Na przęśle Mostu Solidarności, w poniedziałkowe popołudnie doszło do poruszających wydarzeń. Funkcjonariusze służby policyjnej dostrzegli osobnika, który z zamiarem odebrania sobie życia, próbował skoczyć z mostu.
Scena, która mogła okazać się tragiczna rozegrała się w poniedziałkowy wieczór na moście.

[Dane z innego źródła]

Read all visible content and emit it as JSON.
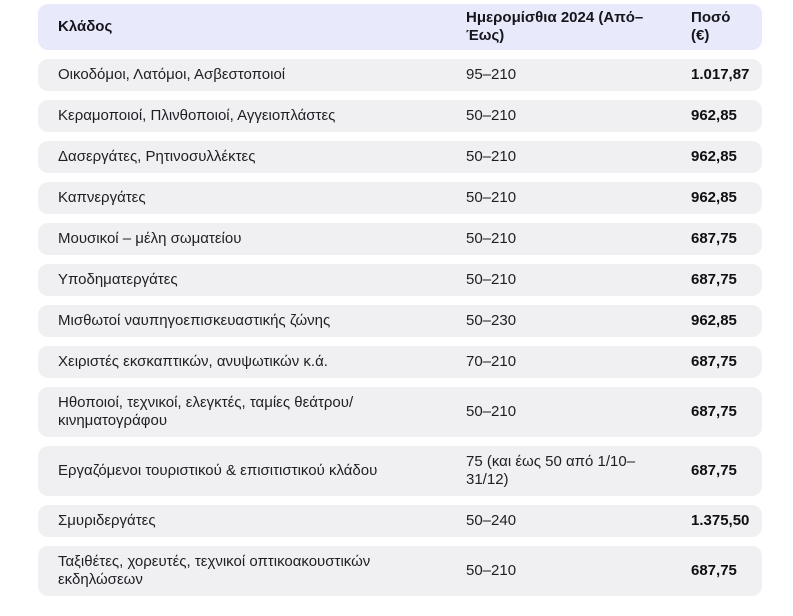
{
  "colors": {
    "header_bg": "#e8eafb",
    "row_bg": "#f0f0f2"
  },
  "chart_data": {
    "type": "table",
    "columns": [
      "Κλάδος",
      "Ημερομίσθια 2024 (Από–Έως)",
      "Ποσό (€)"
    ],
    "rows": [
      [
        "Οικοδόμοι, Λατόμοι, Ασβεστοποιοί",
        "95–210",
        "1.017,87"
      ],
      [
        "Κεραμοποιοί, Πλινθοποιοί, Αγγειοπλάστες",
        "50–210",
        "962,85"
      ],
      [
        "Δασεργάτες, Ρητινοσυλλέκτες",
        "50–210",
        "962,85"
      ],
      [
        "Καπνεργάτες",
        "50–210",
        "962,85"
      ],
      [
        "Μουσικοί – μέλη σωματείου",
        "50–210",
        "687,75"
      ],
      [
        "Υποδηματεργάτες",
        "50–210",
        "687,75"
      ],
      [
        "Μισθωτοί ναυπηγοεπισκευαστικής ζώνης",
        "50–230",
        "962,85"
      ],
      [
        "Χειριστές εκσκαπτικών, ανυψωτικών κ.ά.",
        "70–210",
        "687,75"
      ],
      [
        "Ηθοποιοί, τεχνικοί, ελεγκτές, ταμίες θεάτρου/​κινηματογράφου",
        "50–210",
        "687,75"
      ],
      [
        "Εργαζόμενοι τουριστικού & επισιτιστικού κλάδου",
        "75 (και έως 50 από 1/10–31/12)",
        "687,75"
      ],
      [
        "Σμυριδεργάτες",
        "50–240",
        "1.375,50"
      ],
      [
        "Ταξιθέτες, χορευτές, τεχνικοί οπτικοακουστικών εκδηλώσεων",
        "50–210",
        "687,75"
      ]
    ]
  }
}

Nadkomisarz Rafał Smagała, będący Zastępcą Dowódcy Oddziału Prewencji Policji w Płocku, będący akurat poza służbą, oraz jego partnerka – młodsza aspirant Daria Muraszewska z Komendy Miejskiej Policji w Płocku – dostrzegli właśnie tam mężczyznę. Siedział on na barierkach mostu Solidarności i zdawał się gotowy do skoku, już przerzuciwszy jedną z nóg przez barierę – relacjonuje Komenda Miejska Policji.

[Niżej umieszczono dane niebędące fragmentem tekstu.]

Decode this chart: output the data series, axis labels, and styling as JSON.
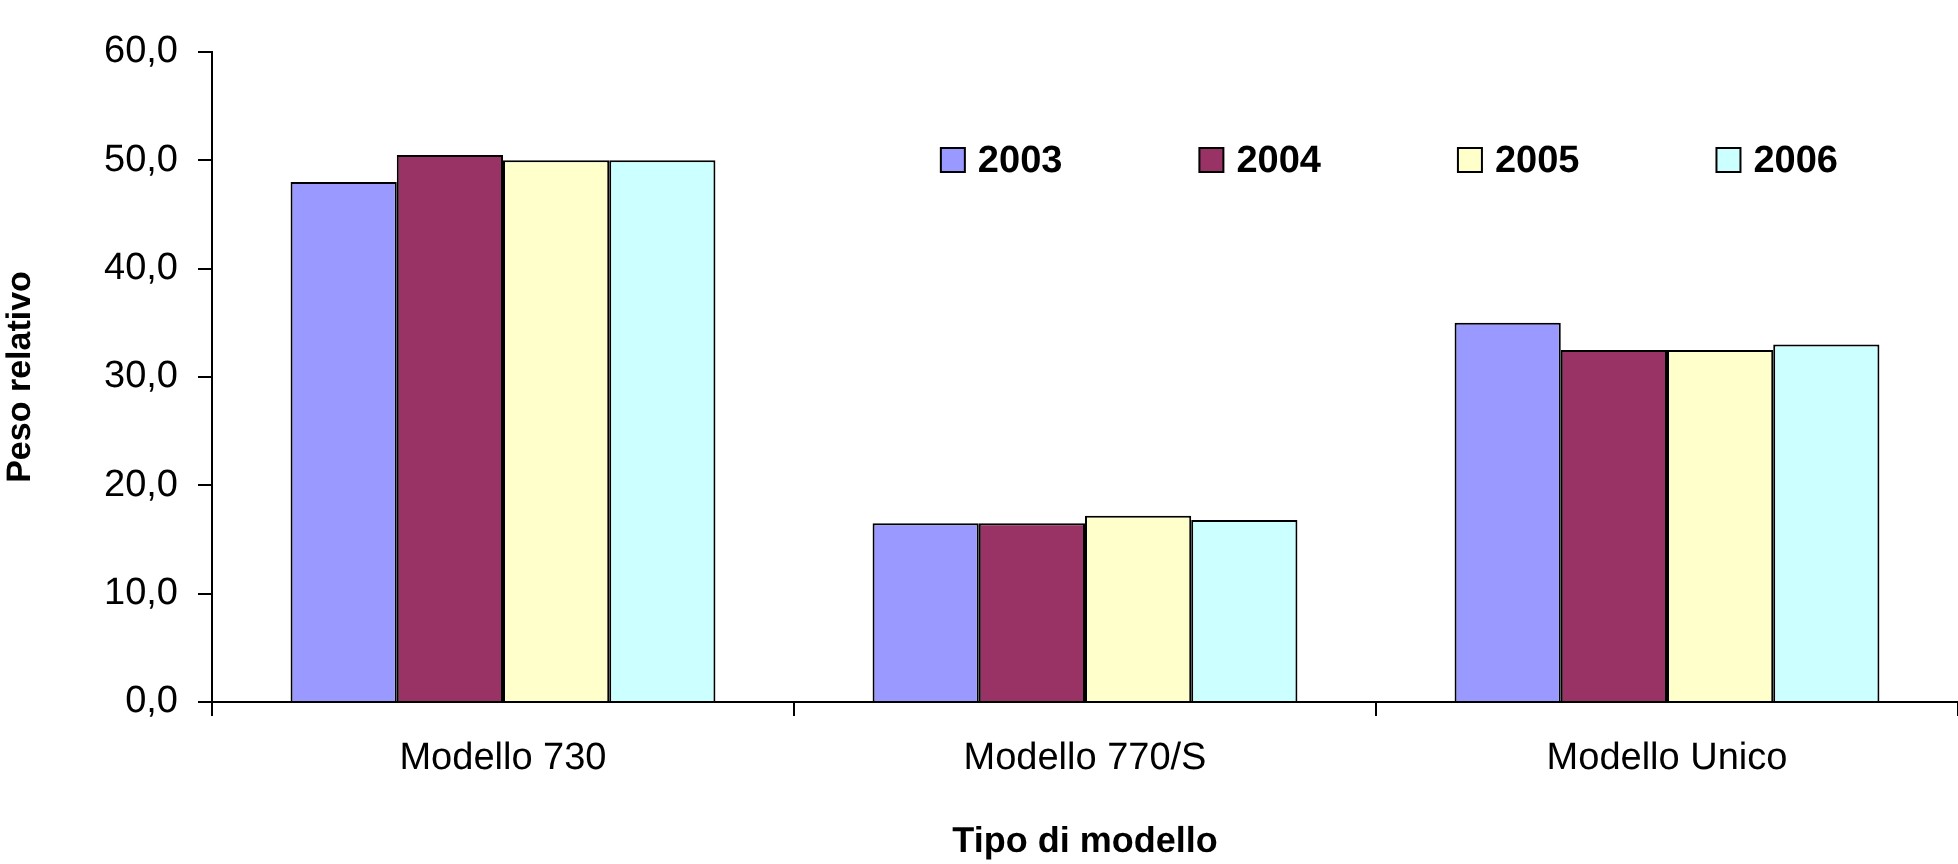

Muraszewska podjęła rozmowę z desperatem, którego połowa ciała przekraczała już granicę bezpieczeństwa. Było oczywiste, że jest to sytuacja krytyczna i człowiek ten mógł w każdej chwili spaść do rzeki. W momencie nieuwagi mężczyzny Smagała podszedł do niego i silnym ruchem ściągnął go z barierki. Następnie policjanci odsunęli mężczyznę na bezpieczną odległość – to jest sprawozdanie, które podaje zespół prasowy KMP w Płocku.
Desperat wykazywał silne emocje, a nawet agresję, dlatego policjanci musieli go stale trzymać. W końcu, mężczyzna dotknięty kryzysem emocjonalnym został przekazany załodze karetki pogotowia, która odwiozła go do szpitala.